I once met a physicists who held the strong AI position. I was 16, hadn't encountered this position before, and it appeared utterly absurd to me. Even so I'm no longer convinced that this position is utterly absurd, I still don't understand why everybody tries to disprove John Searle. My feeling is that the setup of John Searle's thought experiment can be usefully translated into the context of modern computers:
A modern computer offers a certain amount of memory, more precisely a hierarchy of memory with increasing size but decreasing access speed. It also offers a certain processing power, more precisely a cluster of parallel processing units with increasing number but decreasing interconnection speed. This basic architecture is normally agnostic of the programs and input data that will be used to generate useful results with the resources provided by this computer.
In Searle's Chinese room thought experiment, John is assumed to take the role of this computer, and provide the memory and processing power for the computation. Actually, he is only assumed to provide the fastest memory, while the really huge but slow memory is external to John in the form of paper and pencil and the "magic" book. But even if John would take the role of the "entire" tape of a Turing machine, why should we expect him (or the tape) to understand the problem instance the Turing machine is currently working on? Well, one reason is that for a universal Turing machine, the program itself was also written on the tape, so the tape had access to all the relevant information over time (except the meaning and interpretation of its final output, but I doubt that this is important here).
My question is, Where does this instruction book come from? We're all aware that humans write the code that drives a computer, or writes code that writes more code to drive a computer (ie a compiler) etc.
In the above translation into the context of modern computers, the instruction book is part of the input. This might be an important point, because superficially it looks like the only input comes from Mai, who submits the questions in Chinese.
So where does the input come from? My guess is that the input comes from the current and past environment. However, we can't really look far enough into the past to learn where the "initial seed" came from. And in addition, we have the theory of evolution, which suggests that the "initial seed" might have been less important than it seems. Which brings me to another position that appeared utterly absurd to me when I first encountered it. Somebody suggested to me that this world might have been created by aliens. I found this ridiculous, because it begs the questions who created the aliens in the first place. However, after I watched a clip where Richard Dawkins seriously considered that possibility, I have to admit that it might indeed be a consistent position.

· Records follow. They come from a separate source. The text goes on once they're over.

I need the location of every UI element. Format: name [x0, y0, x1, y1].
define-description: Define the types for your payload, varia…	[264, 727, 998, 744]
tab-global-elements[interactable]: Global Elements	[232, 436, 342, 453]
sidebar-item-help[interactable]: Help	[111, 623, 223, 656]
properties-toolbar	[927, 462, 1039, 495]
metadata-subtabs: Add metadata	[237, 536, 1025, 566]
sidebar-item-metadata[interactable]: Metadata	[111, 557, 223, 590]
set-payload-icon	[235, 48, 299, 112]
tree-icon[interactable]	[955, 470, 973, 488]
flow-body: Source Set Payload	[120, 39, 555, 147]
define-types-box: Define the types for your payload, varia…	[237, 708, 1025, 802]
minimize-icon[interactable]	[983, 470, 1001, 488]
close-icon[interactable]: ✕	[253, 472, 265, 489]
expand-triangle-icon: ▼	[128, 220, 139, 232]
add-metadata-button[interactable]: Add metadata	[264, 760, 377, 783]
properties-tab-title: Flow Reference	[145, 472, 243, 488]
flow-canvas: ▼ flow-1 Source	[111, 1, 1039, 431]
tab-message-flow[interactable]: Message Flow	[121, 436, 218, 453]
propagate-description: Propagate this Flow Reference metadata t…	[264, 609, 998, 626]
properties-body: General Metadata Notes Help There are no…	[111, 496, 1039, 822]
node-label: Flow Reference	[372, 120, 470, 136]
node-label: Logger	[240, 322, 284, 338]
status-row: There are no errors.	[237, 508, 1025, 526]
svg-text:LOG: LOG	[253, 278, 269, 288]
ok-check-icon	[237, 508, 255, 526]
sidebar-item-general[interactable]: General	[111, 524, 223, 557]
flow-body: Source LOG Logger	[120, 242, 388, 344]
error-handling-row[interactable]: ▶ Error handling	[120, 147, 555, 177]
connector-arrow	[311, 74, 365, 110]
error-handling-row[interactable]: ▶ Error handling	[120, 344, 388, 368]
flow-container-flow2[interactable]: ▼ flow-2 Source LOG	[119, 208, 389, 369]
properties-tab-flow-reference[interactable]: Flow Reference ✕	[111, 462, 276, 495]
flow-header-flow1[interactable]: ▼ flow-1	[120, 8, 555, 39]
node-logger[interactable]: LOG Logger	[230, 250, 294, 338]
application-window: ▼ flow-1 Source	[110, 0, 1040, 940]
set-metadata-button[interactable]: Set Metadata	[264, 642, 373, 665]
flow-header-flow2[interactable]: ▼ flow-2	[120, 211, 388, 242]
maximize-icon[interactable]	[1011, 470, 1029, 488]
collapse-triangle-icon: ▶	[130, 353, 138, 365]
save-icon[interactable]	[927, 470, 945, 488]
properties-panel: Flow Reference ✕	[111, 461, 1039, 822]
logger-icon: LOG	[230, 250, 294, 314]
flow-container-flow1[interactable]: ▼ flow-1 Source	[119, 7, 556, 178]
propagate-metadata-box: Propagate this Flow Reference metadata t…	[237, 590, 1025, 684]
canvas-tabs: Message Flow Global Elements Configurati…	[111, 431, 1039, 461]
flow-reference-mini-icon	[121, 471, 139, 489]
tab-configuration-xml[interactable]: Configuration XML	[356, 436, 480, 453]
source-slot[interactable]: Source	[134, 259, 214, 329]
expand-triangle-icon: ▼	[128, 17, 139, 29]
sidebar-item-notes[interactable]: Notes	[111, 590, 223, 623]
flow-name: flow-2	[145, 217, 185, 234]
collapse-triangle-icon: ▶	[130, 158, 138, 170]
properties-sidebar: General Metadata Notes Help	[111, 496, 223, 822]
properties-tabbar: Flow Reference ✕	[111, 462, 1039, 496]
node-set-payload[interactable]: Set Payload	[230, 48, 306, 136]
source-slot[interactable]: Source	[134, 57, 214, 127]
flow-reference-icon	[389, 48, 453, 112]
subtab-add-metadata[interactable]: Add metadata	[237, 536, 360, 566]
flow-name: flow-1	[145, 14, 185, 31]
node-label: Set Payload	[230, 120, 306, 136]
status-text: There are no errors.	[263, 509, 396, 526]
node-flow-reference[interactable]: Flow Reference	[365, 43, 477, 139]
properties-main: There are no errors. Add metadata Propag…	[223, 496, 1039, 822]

Even if it is not directly related to the question, what is my own guess how understanding and meaning can arise during complicated computations? It might be related to the structure of space and time, where communication of information between different points is necessary during a computation (because the amount of information stored near any given point is finite) and takes a certain finite amount of time. The consequence is that compressed messages with more or less clear meaning in the context of the computation are exchanged and understood (and sometimes remembered for later reference) during the course of a computation. (And because the computation which our universe with its space and time structure seems to execute is unlikely to end anytime soon, there is no need to worry about the meaning and interpretation of its final output.)